Sound and vision blog

Sound and moving images from the British Library

11 October 2013

World Newsreels Online

Sampler video for World Newsreels Online

I'm delighted to be able to report that the British Library is now offering access in its Reading Rooms to World Newsreels Online 1929-1966.

This is a collection from Alexander Street Press of 500 hours (8,000 individual items) of newsreels (filmed news for cinema release) from Japan, France, the Netherlands and the USA, including wartime propaganda newsreels and a complete run of the important The March of Time series in its American edition (the British release version was slightly different). Most of the films have been fully transcribed, with transcriptions available in synchronisation presentation alongside the video. The contents include:

Nippon News—36 hours of Japanese newsreels from 1940-48 with English transcripts.

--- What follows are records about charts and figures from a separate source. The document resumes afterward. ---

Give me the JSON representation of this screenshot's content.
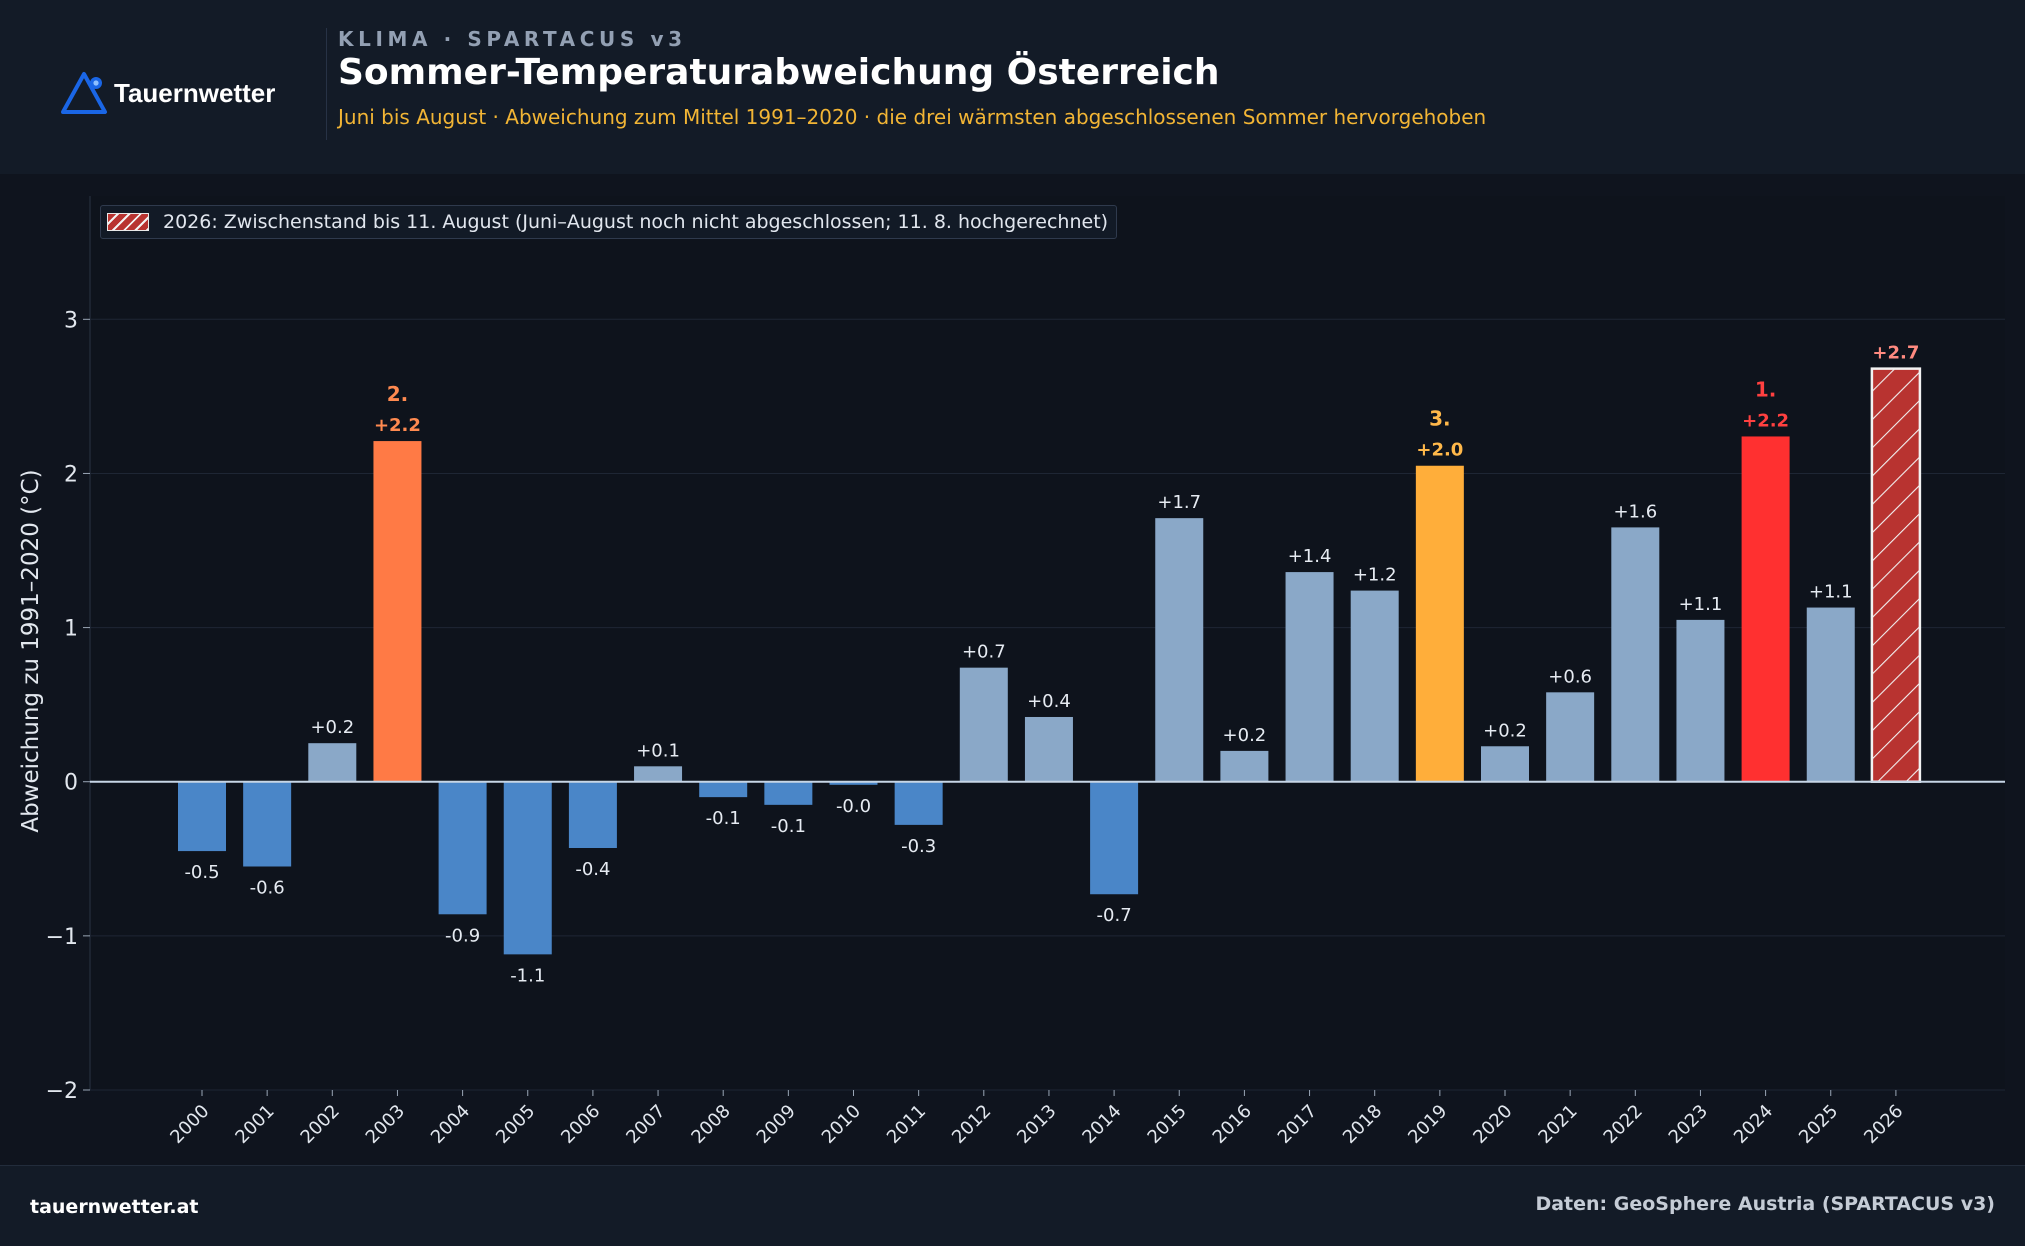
{
  "brand": {
    "logo_text": "Tauernwetter",
    "site": "tauernwetter.at"
  },
  "header": {
    "kicker": "KLIMA · SPARTACUS v3",
    "title": "Sommer-Temperaturabweichung Österreich",
    "subtitle": "Juni bis August · Abweichung zum Mittel 1991–2020 · die drei wärmsten abgeschlossenen Sommer hervorgehoben"
  },
  "footer": {
    "source": "Daten: GeoSphere Austria (SPARTACUS v3)"
  },
  "colors": {
    "background": "#0f141e",
    "header_bg": "#131b27",
    "negative": "#4a86c8",
    "positive": "#8aa8c8",
    "rank1": "#ff3030",
    "rank2": "#ff7a45",
    "rank3": "#ffae3a",
    "provisional": "#b83330",
    "rank1_label": "#ff4040",
    "rank2_label": "#ff8a50",
    "rank3_label": "#ffb84a",
    "provisional_label": "#ff8a80"
  },
  "chart_data": {
    "type": "bar",
    "title": "Sommer-Temperaturabweichung Österreich",
    "ylabel": "Abweichung zu 1991–2020 (°C)",
    "xlabel": "",
    "ylim": [
      -2,
      3.8
    ],
    "yticks": [
      -2,
      -1,
      0,
      1,
      2,
      3
    ],
    "ytick_labels": [
      "−2",
      "−1",
      "0",
      "1",
      "2",
      "3"
    ],
    "grid": true,
    "legend_position": "top-left",
    "legend": [
      {
        "label": "2026: Zwischenstand bis 11. August (Juni–August noch nicht abgeschlossen; 11. 8. hochgerechnet)",
        "style": "hatched"
      }
    ],
    "categories": [
      "2000",
      "2001",
      "2002",
      "2003",
      "2004",
      "2005",
      "2006",
      "2007",
      "2008",
      "2009",
      "2010",
      "2011",
      "2012",
      "2013",
      "2014",
      "2015",
      "2016",
      "2017",
      "2018",
      "2019",
      "2020",
      "2021",
      "2022",
      "2023",
      "2024",
      "2025",
      "2026"
    ],
    "values": [
      -0.45,
      -0.55,
      0.25,
      2.21,
      -0.86,
      -1.12,
      -0.43,
      0.1,
      -0.1,
      -0.15,
      -0.02,
      -0.28,
      0.74,
      0.42,
      -0.73,
      1.71,
      0.2,
      1.36,
      1.24,
      2.05,
      0.23,
      0.58,
      1.65,
      1.05,
      2.24,
      1.13,
      2.68
    ],
    "data_labels": [
      "-0.5",
      "-0.6",
      "+0.2",
      "+2.2",
      "-0.9",
      "-1.1",
      "-0.4",
      "+0.1",
      "-0.1",
      "-0.1",
      "-0.0",
      "-0.3",
      "+0.7",
      "+0.4",
      "-0.7",
      "+1.7",
      "+0.2",
      "+1.4",
      "+1.2",
      "+2.0",
      "+0.2",
      "+0.6",
      "+1.6",
      "+1.1",
      "+2.2",
      "+1.1",
      "+2.7"
    ],
    "highlights": [
      {
        "year": "2024",
        "rank_label": "1.",
        "style": "rank1"
      },
      {
        "year": "2003",
        "rank_label": "2.",
        "style": "rank2"
      },
      {
        "year": "2019",
        "rank_label": "3.",
        "style": "rank3"
      }
    ],
    "provisional": {
      "year": "2026",
      "style": "hatched"
    }
  }
}
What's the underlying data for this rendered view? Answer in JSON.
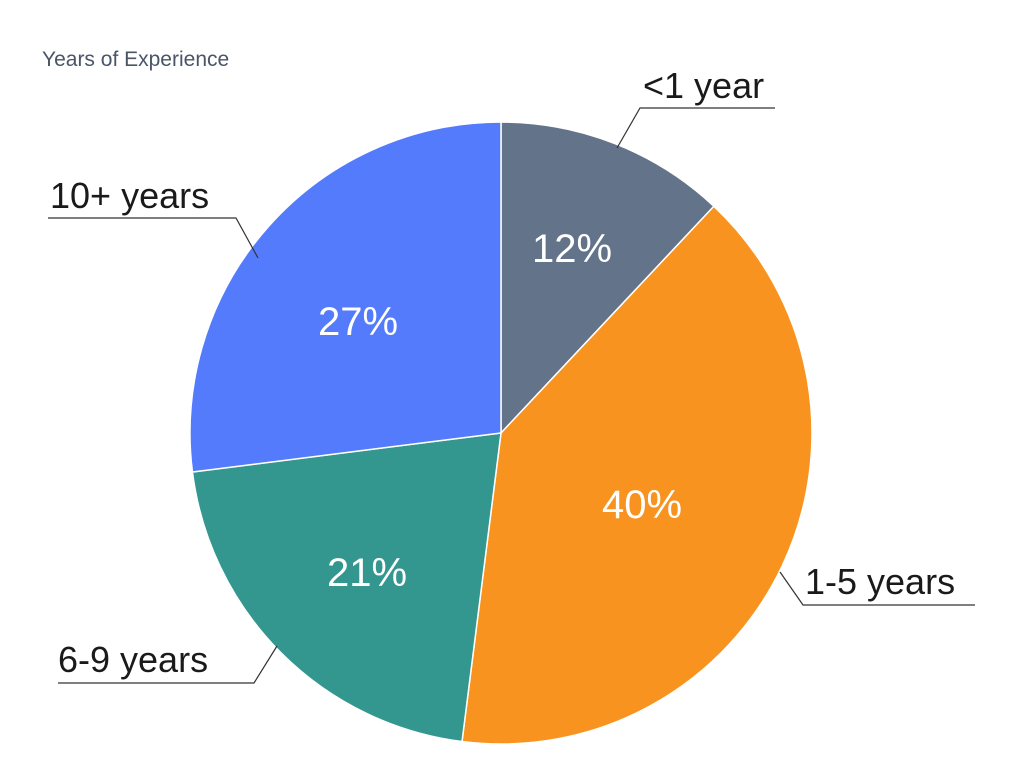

Four French newsreels, 75 hours of fully translated and transcribed news items from:

  • Les Actualités Mondiales—Selections 15-20 minutes in length, adapted from the German series that ran from 1940 to 1946.
  • France Actualités—A coproduction of the Vichy regime and the Germans from 1942 to 1944.
  • France Libre Actualités—1944–1945 segments from an offshoot of the French Resistance.
  • Les Actualités Francaise—selections from the 1945–1969 series in which the French state discussed war topics, consequences, and reconstruction

The March of Time—Full run of this American series, 115 hours of fully transcribed content, 1935-51.

United Newsreel—More than 35 hours of 1942-46 American weekly newsreel produced by the US Office of War Information, complete with transcripts.

Universal Newsreel—More than 200 hours of content with full transcripts from Universal Studios’s bi-weekly series that ran 1929-46.

Polygoon Profliti—87 hours of Dutch newsreel 1939-45.

The March of Time is of huge importance for the history of news on film. It was founded by Louis de Rochment in 1935 as an offshoot of Time magazine and as a follow on to a CBS radio series of the same name which started in 1931. It immediately made its mark with its dynamic presentation of the stories behind the news. It courted controversy in its outspokeness, in its occasional use of dramatised recreations, and in its choice of controversial themes at a time when newsreels (the form of news shown regularly in all cinemas) were looked upon more as part of the entertainment industry than as hard news offerings. Its distinctive bold style with booming commentary was artfully pastiched by Orson Welles for the News on the March sequence in Citizen Kane (1941).

The series ran in cinemas until 1951. Notable stories include Leadbelly (vol. 1 issue 2, 1935), Huey Long (vol. 1, issue 3, 1935), Father Divine (vol. 2 issue 2, 1936), League of Nations Union (vol. 2, issue 5, 1936), An Uncle Sam Production (vol. 3 issue 4, 1936), Conquering Cancer (vol. 3, issue 6, 1937) and the issue-length Inside Nazi Germany (vol. 6 issue 6, 1938) and Norway in Revolt (vol. 8 issue 2, 1941)

The key publication on The March of Time is Raymond Fielding's book The March of Time 1936-1951 (1978) and he provides a handy overview of the series on the HBO Archives site.

World Newsreels Online is available now in the British Library Reading Rooms and adds to our growing number of onsite audiovisual resources, including the Library's own television and radio news service, Broadcast News, which has a collection of over 30,000 UK TV and radio news programmes recorded since May 2010, to which over 60 hours of new content is added daily.

British Library onsite users can access World Newsreels Online via our Electronic Databases pages. Sadly access is not possible outside our Reading Rooms.